The Evanston City Council voted 7-0 Monday night to approve revisions to plans for The Emerson, a 16-story mixed-income Housing Authority of Cook County development at 1900 Sherman Ave.
The project had been opposed by some neighbors and questioned by by Ald. Clare Kelly (1st) who was absent from Monday’s meeting following the death last week of her mother. Ald. Cicely Fleming (9th), whose mother also died last week, also missed the meeting.
The revisions to the proposal originally approved by the City Council last year decrease the number of dwelling units from 168 to 152 and cut the number of below grade parking spaces from 37 to 25.
The new approval was conditioned on the developer leasing 12 more off-site parking spaces to compensate for the reduction in on-site parking. Other recently construction apartment buildings in the area have excess parking capacity.
Richard J. Monocchio, HACC’s executive director, said tenants of the building’s 37 subsidized units will typically pay $300 a month in rent. Residents of an additional 14 “missing middle” units — designed for residents earning 80% to 120% of area median income — will pay rent that Monocchio said will be about half of market rate.
Tenants in the 101 market rate units, he said, in essence will be paying for the construction of the affordable units.
He said the project would be constructed without any government development subsidies.
Monocchio said the subsidized units would be exempt from real estate taxes but the rest of building would be on the tax rolls, although HACC plans to take advantage of a recently-passed state law that gives developers of properties with more than 20% affordable units some tax abatement.

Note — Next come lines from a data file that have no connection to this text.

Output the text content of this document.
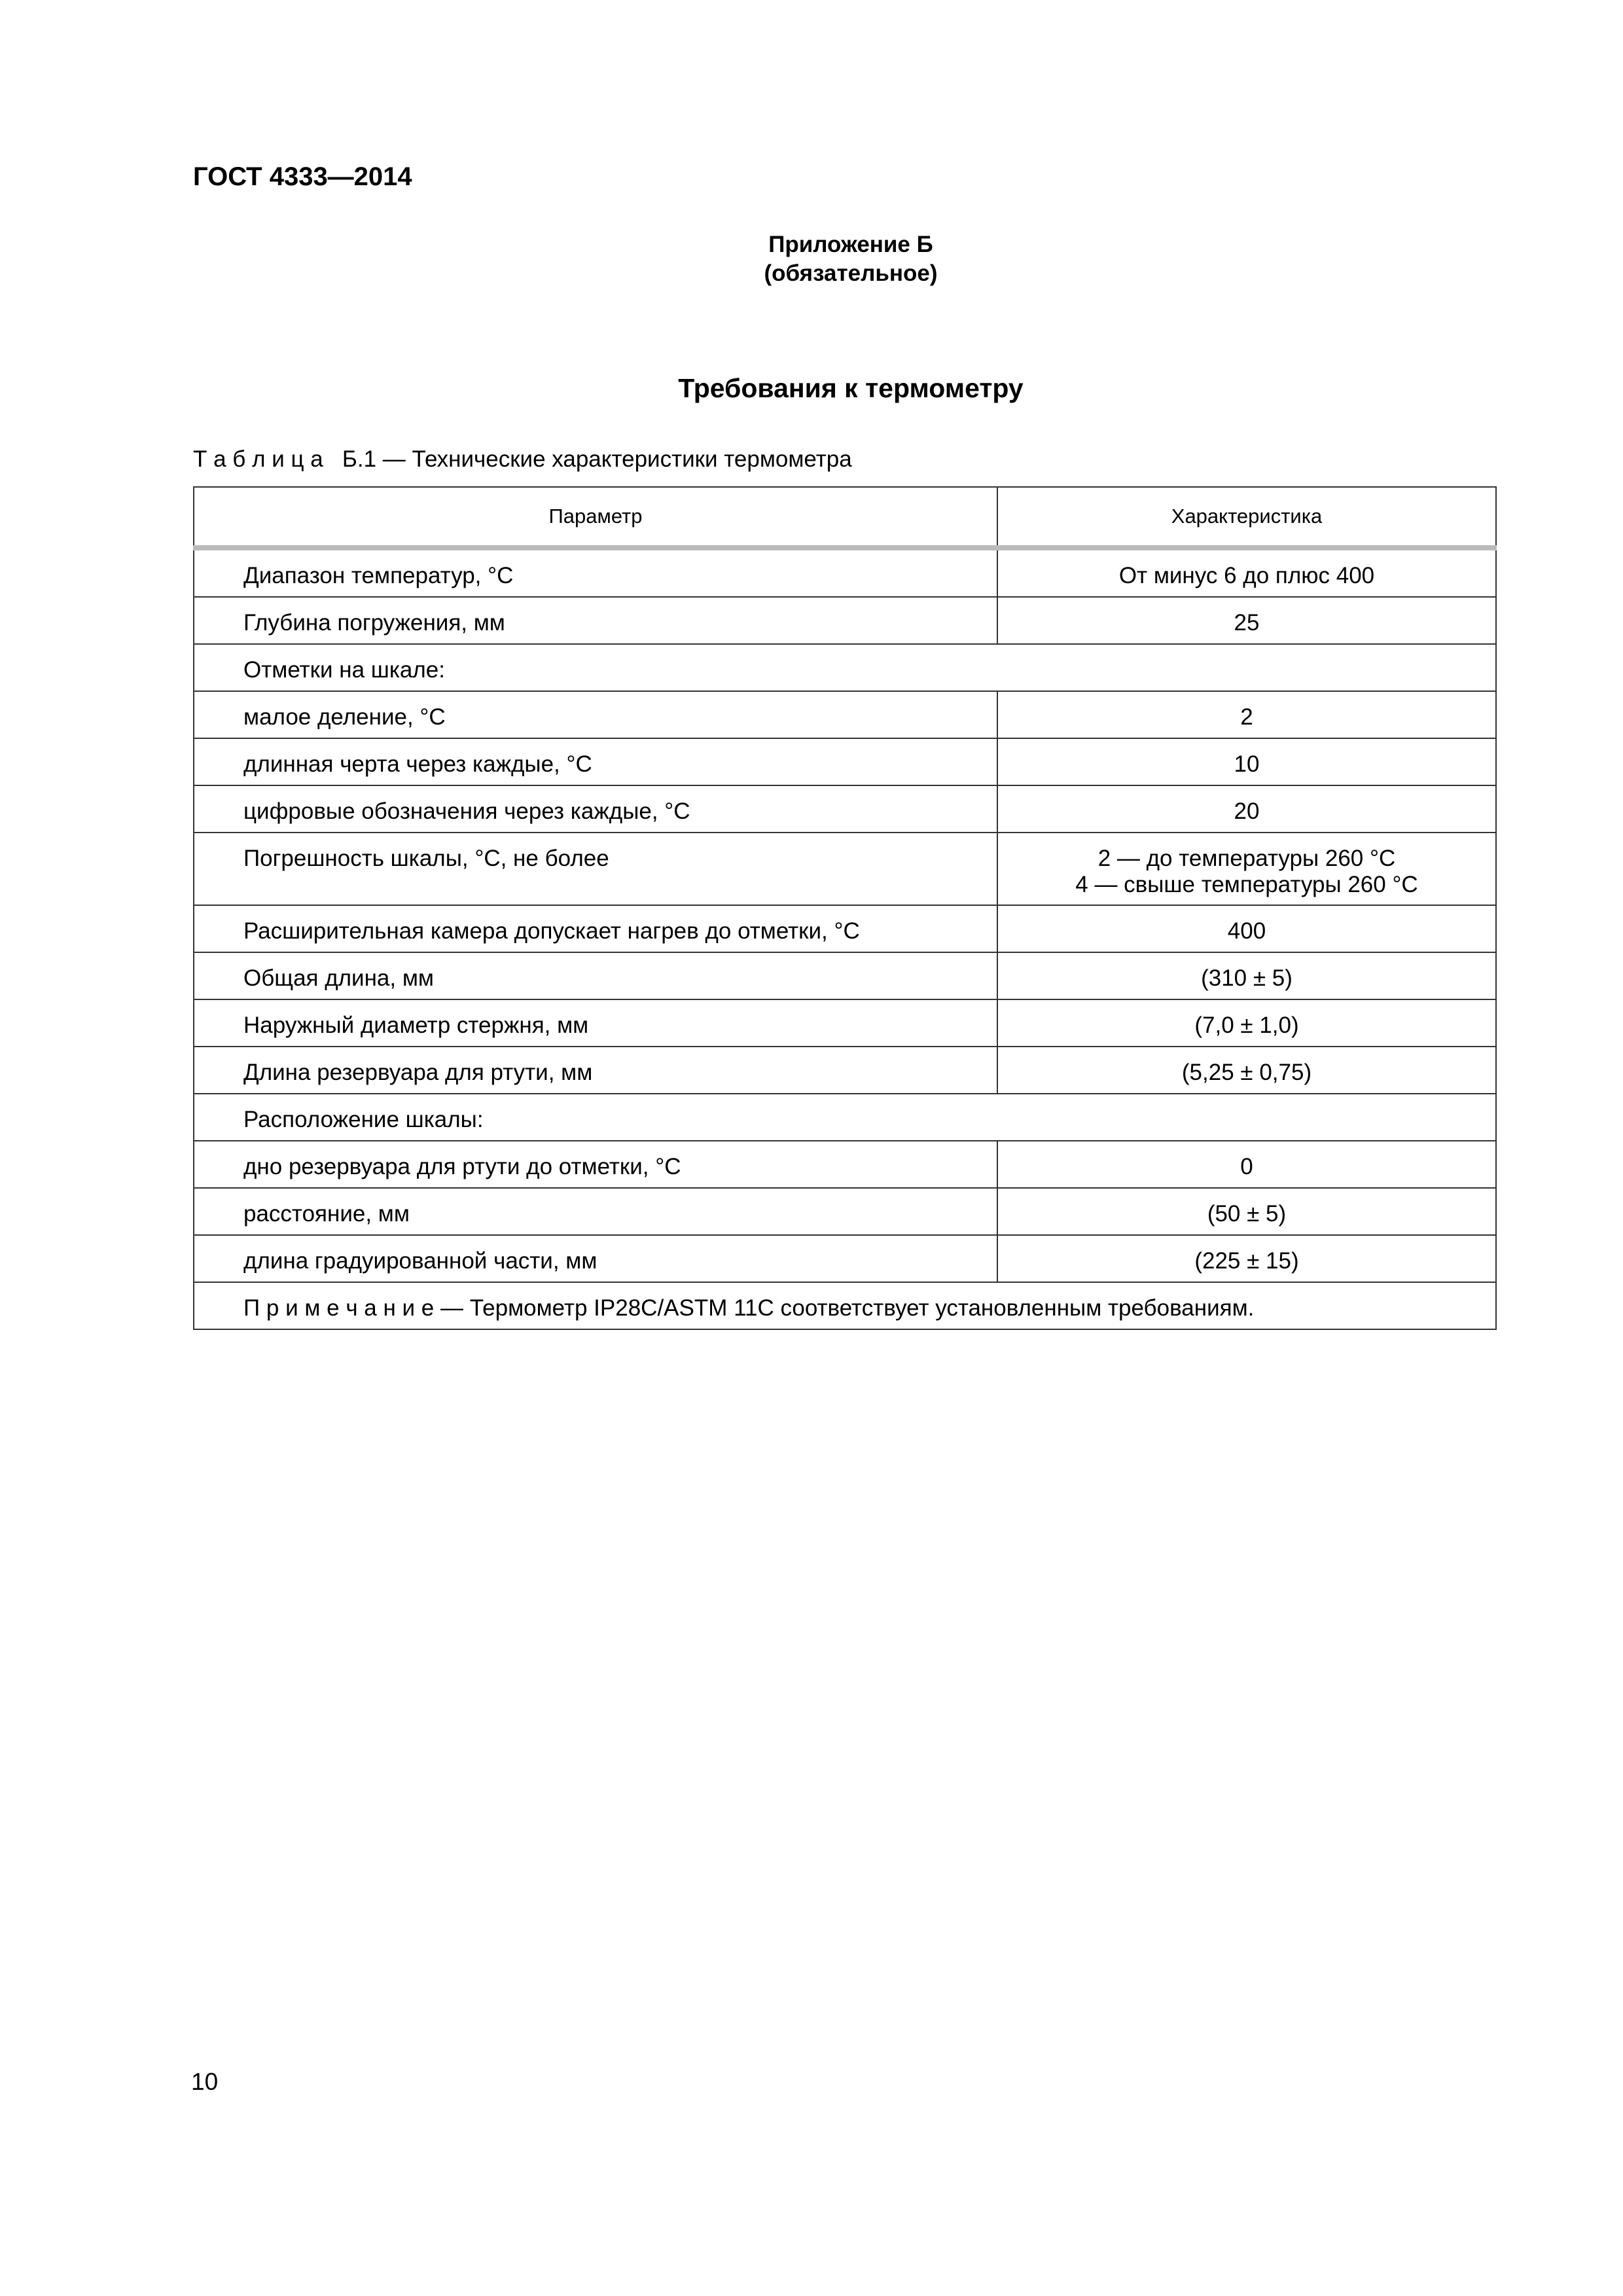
ГОСТ 4333—2014
Приложение Б
(обязательное)
Требования к термометру
Т а б л и ц а Б.1 — Технические характеристики термометра
Параметр	Характеристика
Диапазон температур, °С	От минус 6 до плюс 400
Глубина погружения, мм	25
Отметки на шкале:	
малое деление, °С	2
длинная черта через каждые, °С	10
цифровые обозначения через каждые, °С	20
Погрешность шкалы, °С, не более	2 — до температуры 260 °С
4 — свыше температуры 260 °С

Расширительная камера допускает нагрев до отметки, °С	400
Общая длина, мм	(310 ± 5)
Наружный диаметр стержня, мм	(7,0 ± 1,0)
Длина резервуара для ртути, мм	(5,25 ± 0,75)
Расположение шкалы:	
дно резервуара для ртути до отметки, °С	0
расстояние, мм	(50 ± 5)
длина градуированной части, мм	(225 ± 15)
П р и м е ч а н и е — Термометр IP28C/ASTM 11C соответствует установленным требованиям.	
10
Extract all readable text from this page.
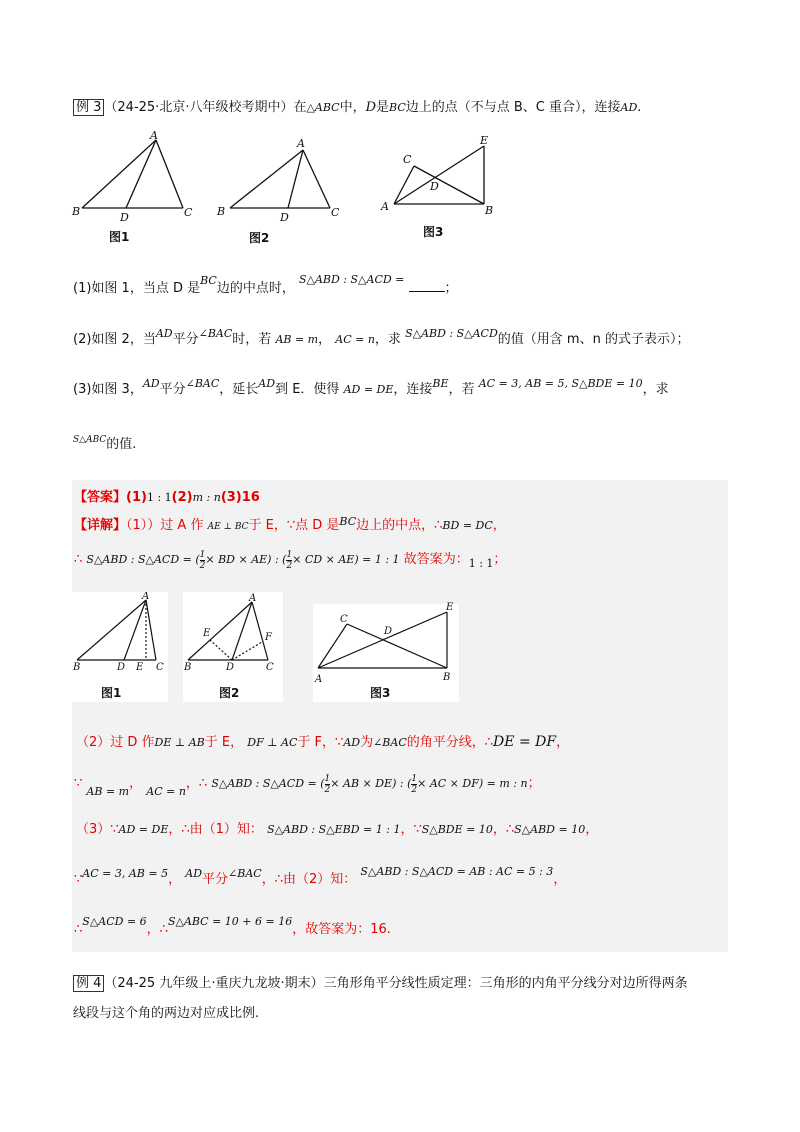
例 3 （24-25·北京·八年级校考期中）在△ABC中，D是BC边上的点（不与点 B、C 重合），连接AD.
A
B	D	C
A
B	D	C
E
C
D
A	B
图1	图2	图3
(1)如图 1，当点 D 是$^{BC}$边的中点时， $^{S\triangle ABD : S\triangle ACD =}$ ；
(2)如图 2，当$^{AD}$平分$^{\angle BAC}$时，若 AB = m， AC = n，求 $^{S\triangle ABD : S\triangle ACD}$的值（用含 m、n 的式子表示）；
(3)如图 3，$^{AD}$平分$^{\angle BAC}$，延长$^{AD}$到 E．使得 AD = DE，连接$^{BE}$，若 $^{AC = 3, AB = 5, S\triangle BDE = 10}$，求
$^{S\triangle ABC}$的值.
【答案】(1)1 : 1(2)m : n(3)16
【详解】（1））过 A 作 AE ⊥ BC于 E，∵点 D 是$^{BC}$边上的中点，∴BD = DC，
∴ S△ABD : S△ACD = ( $\frac{1}{2}$ × BD × AE) : ( $\frac{1}{2}$ × CD × AE) = 1 : 1 故答案为：$_{1 : 1}$；
A
B	D E C
A
E	F
B	D	C
E
C
D
A	B
图1	图2	图3
（2）过 D 作DE ⊥ AB于 E， DF ⊥ AC于 F，∵AD为∠BAC的角平分线，∴DE = DF，
∵ $_{AB = m}$， $_{AC = n}$，∴ S△ABD : S△ACD = ( $\frac{1}{2}$ × AB × DE) : ( $\frac{1}{2}$ × AC × DF) = m : n；
（3）∵AD = DE，∴由（1）知： S△ABD : S△EBD = 1 : 1，∵S△BDE = 10，∴S△ABD = 10，
∵$^{AC = 3, AB = 5}$， $^{AD}$平分$^{\angle BAC}$，∴由（2）知： $^{S\triangle ABD : S\triangle ACD = AB : AC = 5 : 3}$，
∴$^{S\triangle ACD = 6}$，∴$^{S\triangle ABC = 10 + 6 = 16}$，故答案为：16.
例 4 （24-25 九年级上·重庆九龙坡·期末）三角形角平分线性质定理：三角形的内角平分线分对边所得两条
线段与这个角的两边对应成比例.
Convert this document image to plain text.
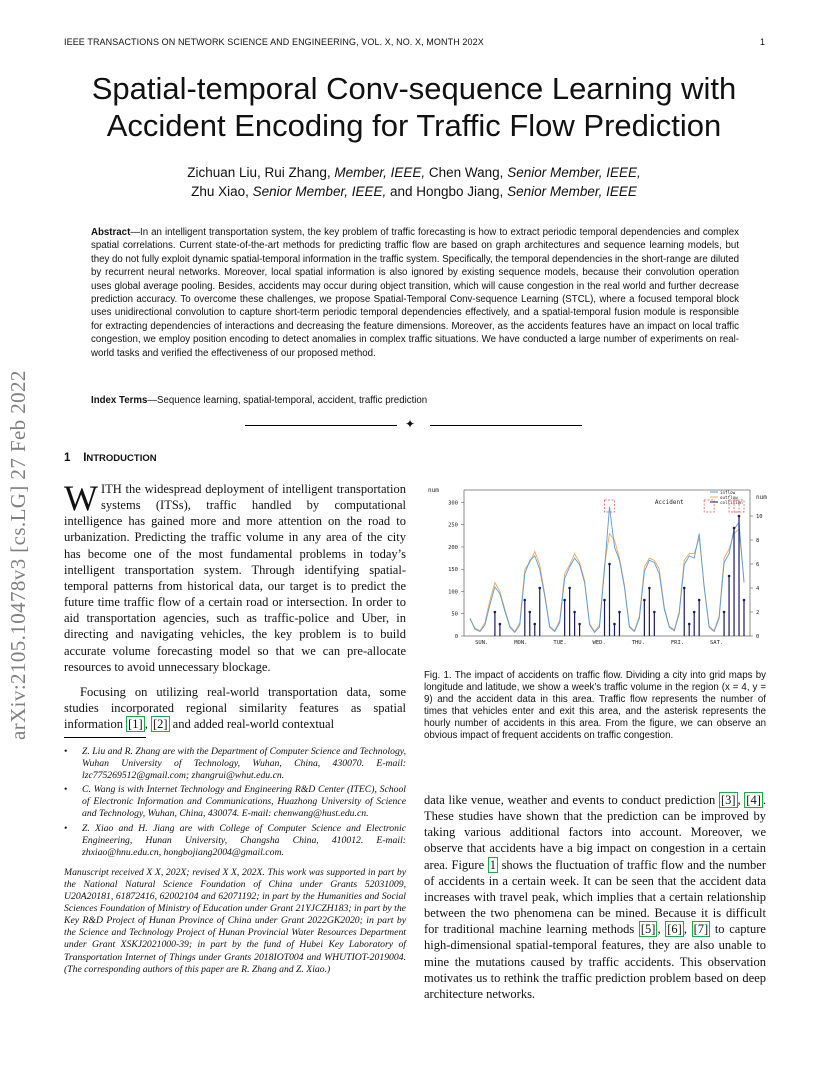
IEEE TRANSACTIONS ON NETWORK SCIENCE AND ENGINEERING, VOL. X, NO. X, MONTH 202X	1
Spatial-temporal Conv-sequence Learning with Accident Encoding for Traffic Flow Prediction
Zichuan Liu, Rui Zhang, Member, IEEE, Chen Wang, Senior Member, IEEE,
Zhu Xiao, Senior Member, IEEE, and Hongbo Jiang, Senior Member, IEEE
Abstract—In an intelligent transportation system, the key problem of traffic forecasting is how to extract periodic temporal dependencies and complex spatial correlations. Current state-of-the-art methods for predicting traffic flow are based on graph architectures and sequence learning models, but they do not fully exploit dynamic spatial-temporal information in the traffic system. Specifically, the temporal dependencies in the short-range are diluted by recurrent neural networks. Moreover, local spatial information is also ignored by existing sequence models, because their convolution operation uses global average pooling. Besides, accidents may occur during object transition, which will cause congestion in the real world and further decrease prediction accuracy. To overcome these challenges, we propose Spatial-Temporal Conv-sequence Learning (STCL), where a focused temporal block uses unidirectional convolution to capture short-term periodic temporal dependencies effectively, and a spatial-temporal fusion module is responsible for extracting dependencies of interactions and decreasing the feature dimensions. Moreover, as the accidents features have an impact on local traffic congestion, we employ position encoding to detect anomalies in complex traffic situations. We have conducted a large number of experiments on real-world tasks and verified the effectiveness of our proposed method.
Index Terms—Sequence learning, spatial-temporal, accident, traffic prediction
✦
arXiv:2105.10478v3 [cs.LG] 27 Feb 2022	1 INTRODUCTION
WITH the widespread deployment of intelligent transportation systems (ITSs), traffic handled by computational intelligence has gained more and more attention on the road to urbanization. Predicting the traffic volume in any area of the city has become one of the most fundamental problems in today’s intelligent transportation system. Through identifying spatial-temporal patterns from historical data, our target is to predict the future time traffic flow of a certain road or intersection. In order to aid transportation agencies, such as traffic-police and Uber, in directing and navigating vehicles, the key problem is to build accurate volume forecasting model so that we can pre-allocate resources to avoid unnecessary blockage.
Focusing on utilizing real-world transportation data, some studies incorporated regional similarity features as spatial information [1] , [2] and added real-world contextual
• Z. Liu and R. Zhang are with the Department of Computer Science and Technology, Wuhan University of Technology, Wuhan, China, 430070. E-mail: lzc775269512@gmail.com; zhangrui@whut.edu.cn.
• C. Wang is with Internet Technology and Engineering R&D Center (ITEC), School of Electronic Information and Communications, Huazhong University of Science and Technology, Wuhan, China, 430074. E-mail: chenwang@hust.edu.cn.
• Z. Xiao and H. Jiang are with College of Computer Science and Electronic Engineering, Hunan University, Changsha China, 410012. E-mail: zhxiao@hnu.edu.cn, hongbojiang2004@gmail.com.
Manuscript received X X, 202X; revised X X, 202X. This work was supported in part by the National Natural Science Foundation of China under Grants 52031009, U20A20181, 61872416, 62002104 and 62071192; in part by the Humanities and Social Sciences Foundation of Ministry of Education under Grant 21YJCZH183; in part by the Key R&D Project of Hunan Province of China under Grant 2022GK2020; in part by the Science and Technology Project of Hunan Provincial Water Resources Department under Grant XSKJ2021000-39; in part by the fund of Hubei Key Laboratory of Transportation Internet of Things under Grants 2018IOT004 and WHUTIOT-2019004. (The corresponding authors of this paper are R. Zhang and Z. Xiao.)
0
50
100
150
200
250
300
0
2
4
6
8
10
num
num
SUN.	MON.	TUE.	WED.	THU.	FRI.	SAT.
Accident
inflow
outflow
collision
Fig. 1. The impact of accidents on traffic flow. Dividing a city into grid maps by longitude and latitude, we show a week’s traffic volume in the region (x = 4, y = 9) and the accident data in this area. Traffic flow represents the number of times that vehicles enter and exit this area, and the asterisk represents the hourly number of accidents in this area. From the figure, we can observe an obvious impact of frequent accidents on traffic congestion.
data like venue, weather and events to conduct prediction [3] , [4] . These studies have shown that the prediction can be improved by taking various additional factors into account. Moreover, we observe that accidents have a big impact on congestion in a certain area. Figure 1 shows the fluctuation of traffic flow and the number of accidents in a certain week. It can be seen that the accident data increases with travel peak, which implies that a certain relationship between the two phenomena can be mined. Because it is difficult for traditional machine learning methods [5] , [6] , [7] to capture high-dimensional spatial-temporal features, they are also unable to mine the mutations caused by traffic accidents. This observation motivates us to rethink the traffic prediction problem based on deep architecture networks.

The new building is to be constructed on what’s now a parking lot for HACC’s 11-story Jane Perlman Apartments.
Discovery after the city’s original approvals that the 1970s-vintage Perlman building had a slab rather than caisson-style foundation led to the need to redesign the new building to be located somewhat further away from the existing structure and triggered the requirement to seek city approval for the plan revisions.